November 21, 2011 at 08:37 AM · And Laurie

There's also an old bug where your title gets mangled if you put quotation marks in it - I forgot about it and I've just run into it again!

November 22, 2011 at 10:38 AM · Another bug - with many older blogs you get a ColdFusion file missing error when you click on the replies link. You'll find an example here. It would be great to get this fixed, especially for classic blogs such as Drew's, Buri's etc

November 22, 2011 at 05:24 PM · Rebecca: no need for an "Ask Buri" category, since the answer to everything is "prunes."


November 23, 2011 at 05:00 PM · After mulling over my suggestion to limit each author to 1 post within 5 minutes, and mulling over the responses to this idea, I've decided to back off.

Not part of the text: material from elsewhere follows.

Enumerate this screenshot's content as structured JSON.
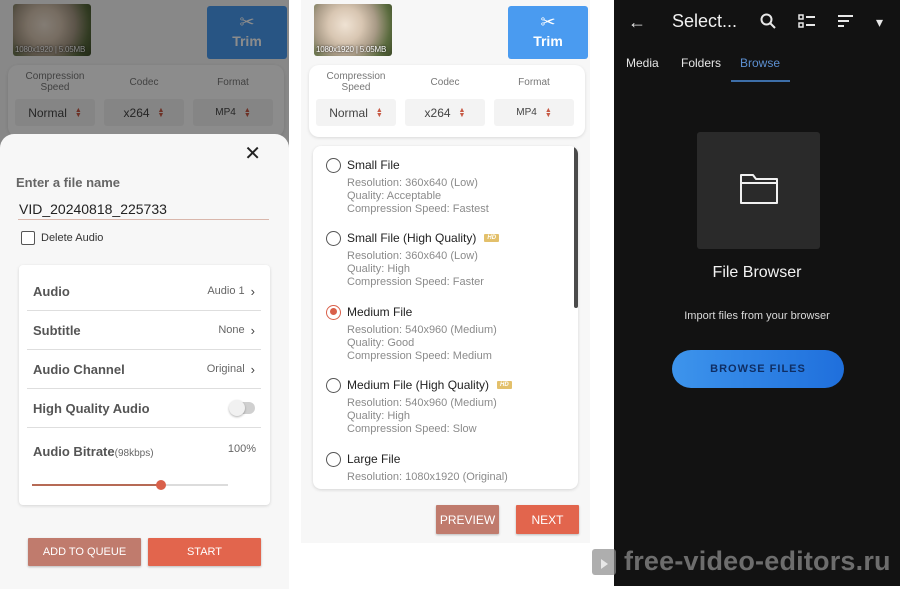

What gave me the idea was a now-deleted thread -- the one on orchestra players showing off by practicing concertos and cadenzas during rehearsal breaks. The thread went to 100 replies. Toward the end, a poster started gaming the system by uploading a rapid-fire chain of responses with nothing more than the symbols […] in each reply.

Evidently, the poster was trying to push the thread to 100 fast and get it retired and so prevent anyone else from having the last word. I had a few points I wanted to add to the discussion, but it was too late -- no room left -- because of this. I blew the whistle. To my knowledge, the problem hasn't recurred.

- - - - - - - - - - - - - - - - - - - -

But I stand by my suggestion to limit each entry to 2,000 characters. Whether or not this happens, could everyone please remember, with the plain-text message box, to hit the RETURN/ENTER key twice between paragraphs? Even a long post becomes easier to digest when there's a little white space to break it up.